Original Version: The spirit of our American radicalism is destructive and aimless: it is not loving; it has no ulterior and divine ends; but is destructive only out of hatred and selfishness. On the other side, the conservative party, composed of the most moderate, able, and cultivated part of the population, is timid, and merely defensive of property. It vindicates no right, it aspires to no real good, it brands no crime, it proposes no generous policy, it does not build, nor write, nor cherish the arts, nor foster religion, nor establish schools, nor encourage science, nor emancipate the slave, nor befriend the poor, or the Indian, or the immigrant. From neither party, when in power, has the world any benefit to expect in science, art, or humanity, at all commensurate with the resources of the nation.

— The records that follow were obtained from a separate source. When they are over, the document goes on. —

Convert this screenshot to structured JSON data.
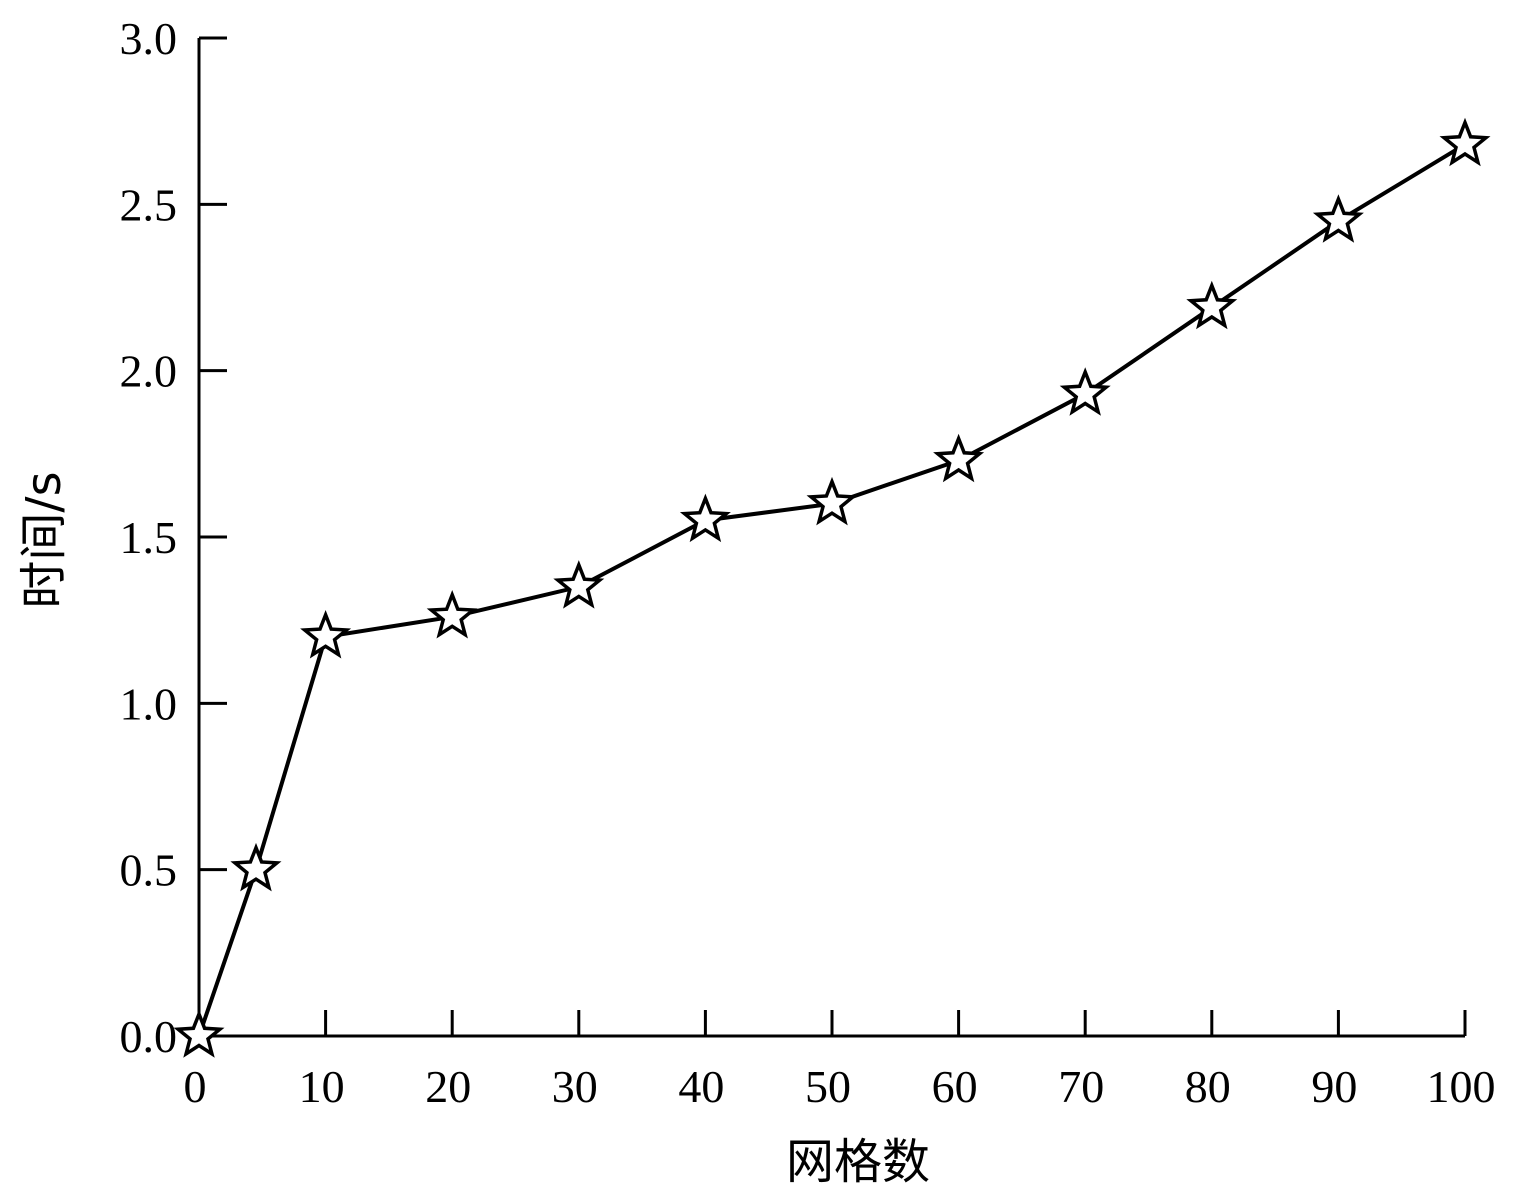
{
  "chart_data": {
    "type": "line",
    "title": "",
    "xlabel": "网格数",
    "ylabel": "时间/s",
    "xlim": [
      0,
      100
    ],
    "ylim": [
      0,
      3.0
    ],
    "x_ticks": [
      "0",
      "10",
      "20",
      "30",
      "40",
      "50",
      "60",
      "70",
      "80",
      "90",
      "100"
    ],
    "y_ticks": [
      "0.0",
      "0.5",
      "1.0",
      "1.5",
      "2.0",
      "2.5",
      "3.0"
    ],
    "grid": false,
    "legend": "none",
    "marker": "hollow-star",
    "line_color": "#000000",
    "series": [
      {
        "x": [
          0,
          4.5,
          10,
          20,
          30,
          40,
          50,
          60,
          70,
          80,
          90,
          100
        ],
        "y": [
          0.0,
          0.5,
          1.2,
          1.26,
          1.35,
          1.55,
          1.6,
          1.73,
          1.93,
          2.19,
          2.45,
          2.68
        ]
      }
    ]
  }
}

Condensed Version: The spirit of our American radicalism is destructive and aimless [. . .]. On the other side, the conservative party [. . .] is timid, and merely defensive of property. [. . .] It does not build, nor write, nor cherish the arts, nor foster religion, nor establish schools.
My question is, if the sentence ends in a fragment, how do we employ the usage of the bracketed ellipsis in this case? I would be writing just one fragmented sentence. How would I end it with the bracketed ellipses?
It would be similar to this usage of the unbracketed ellipses, which would simply end with three spaced dots.
The spirit of American radicalism . . .
Using the bracketed ellipses in like manner, would it be
The spirit of our American radicalism [. . .]. [Full stop outside the ending bracket?]
The spirit of American radicalism [. . .] (No full stop outside the ending bracket?]